Los conocía bien pues ya había escuchado las 400 horas de grabaciones del proceso en internet, en las que se basó para escribir La casa alemana (Planeta), su debut en la novela que llega a las librerías mañana con los derechos vendidos a 20 países y un proyecto para el cine.

Hess mira con expresión grave cómo el doctor en Historia Johann Zilien saca de unas cajas de cartón actas originales del juicio (el público solo puede consultar la copia digitalizada). 10 metros de estantes de este archivo histórico atesoran los 456 tomos (más de 50.000 páginas) originales. En otra planta se conservan 103 grabaciones de testimonios. Las hojas amarillean, se ven ajadas. «El papel de los 60 no estaba pensado para conservarse, sus ingredientes químicos lo condenan a deshacerse con el tiempo», aclara el historiador, quien coincide con la autora en que «nadie quería sacar a la luz los cadáveres ni hablar de ellos porque casi toda la población había sido del partido nazi».
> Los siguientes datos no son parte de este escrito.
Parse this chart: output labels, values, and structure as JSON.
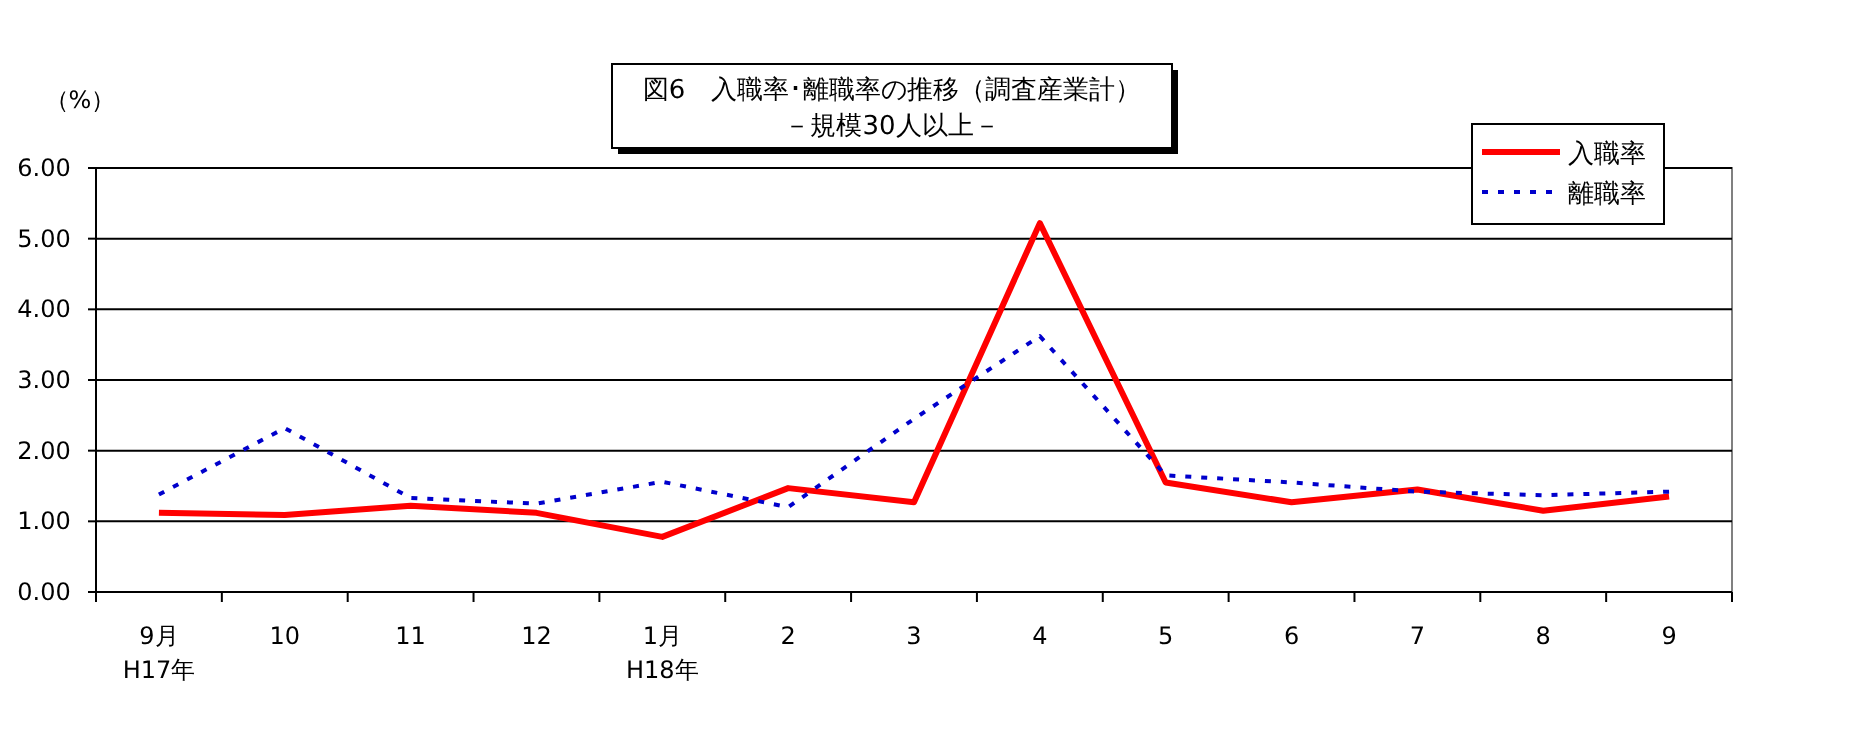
{
  "chart_data": {
    "type": "line",
    "title": "図6　入職率･離職率の推移（調査産業計）",
    "subtitle": "－規模30人以上－",
    "ylabel": "（%）",
    "categories": [
      "9月\nH17年",
      "10",
      "11",
      "12",
      "1月\nH18年",
      "2",
      "3",
      "4",
      "5",
      "6",
      "7",
      "8",
      "9"
    ],
    "series": [
      {
        "name": "入職率",
        "color": "#ff0000",
        "line_style": "solid",
        "values": [
          1.12,
          1.09,
          1.22,
          1.12,
          0.78,
          1.47,
          1.27,
          5.22,
          1.55,
          1.27,
          1.45,
          1.15,
          1.35
        ]
      },
      {
        "name": "離職率",
        "color": "#0000cc",
        "line_style": "dotted",
        "values": [
          1.38,
          2.32,
          1.33,
          1.25,
          1.56,
          1.2,
          2.45,
          3.62,
          1.65,
          1.55,
          1.42,
          1.37,
          1.42
        ]
      }
    ],
    "ylim": [
      0,
      6
    ],
    "yticks": [
      {
        "value": 0,
        "label": "0.00"
      },
      {
        "value": 1,
        "label": "1.00"
      },
      {
        "value": 2,
        "label": "2.00"
      },
      {
        "value": 3,
        "label": "3.00"
      },
      {
        "value": 4,
        "label": "4.00"
      },
      {
        "value": 5,
        "label": "5.00"
      },
      {
        "value": 6,
        "label": "6.00"
      }
    ],
    "grid": "y",
    "legend": "top right",
    "marker": "none"
  }
}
Hess escribió el libro, protagonizado por una joven traductora alemana de polaco en el juicio, reflejo de su propia madre, nacida en 1942, para «llenar las lagunas» que tenía sobre su abuelo. «De joven veía puntos oscuros en las biografías de todo el mundo pero estaba ciega ante la de mi familia. Mi abuelo fue policía en los 50 y lo contaba con orgullo. Pero también lo fue en la guerra en Polonia cuando Heinrich Himmler dirigía la policía y esta ayudó en las deportaciones. Estoy 100% segura de que mi abuelo sabía lo que ocurría, que participó y que en el peor de los casos pudo matar a gente, pero no pude preguntarle por ello. Nunca habló de la guerra».

Los grandes jefes nazis habían sido juzgados o habían muerto poco después de la guerra. «Cuando se retiraron los aliados, que habían llevado a cabo el proceso de desnazificación, y los alemanes tuvieron que tomar las riendas del país, en muchas ciudades, tras la guerra, el 90% de los jueces, fiscales, policías…, que habían sido del partido nazi, volvieron a sus profesiones», señala Zilien. «Fue un pacto de silencio -apunta la autora-. La sociedad no habría podido avanzar sin ellos porque no había nadie más. Muchos callaron como autoprotección para seguir viviendo».

De los 22 acusados en el juicio de Auschwitz, tres fueron absueltos por falta de pruebas y hubo seis cadenas perpetuas, el resto fue condenado a distintas penas de prisión. Las leves sentencias se deben a que no fueron juzgados por crímenes contra la humanidad sino según la ley alemana, por culpa individual.

«No creo que las víctimas pudiesen perdonarlos, sobre todo viendo la incapacidad de los acusados de reconocer su culpabilidad», considera Hess. «Asumirla sería admitir que fueron responsables de la muerte de miles de personas. En las SS tenían esa mentalidad de grupo que les protegía. Un pequeño porcentaje eran psicópatas, pero la mayoría era gente normal y corriente, como nosotros».

La novela no olvida otras culpas, como la que encarna un joven abogado judío, inspirado en una profesora de la hija de Hess. «Es la que sienten los supervivientes. Se sienten culpables de haberse salvado». Otros, como la madre de la autora, sienten la culpa heredada de la generación anterior que guardó silencio.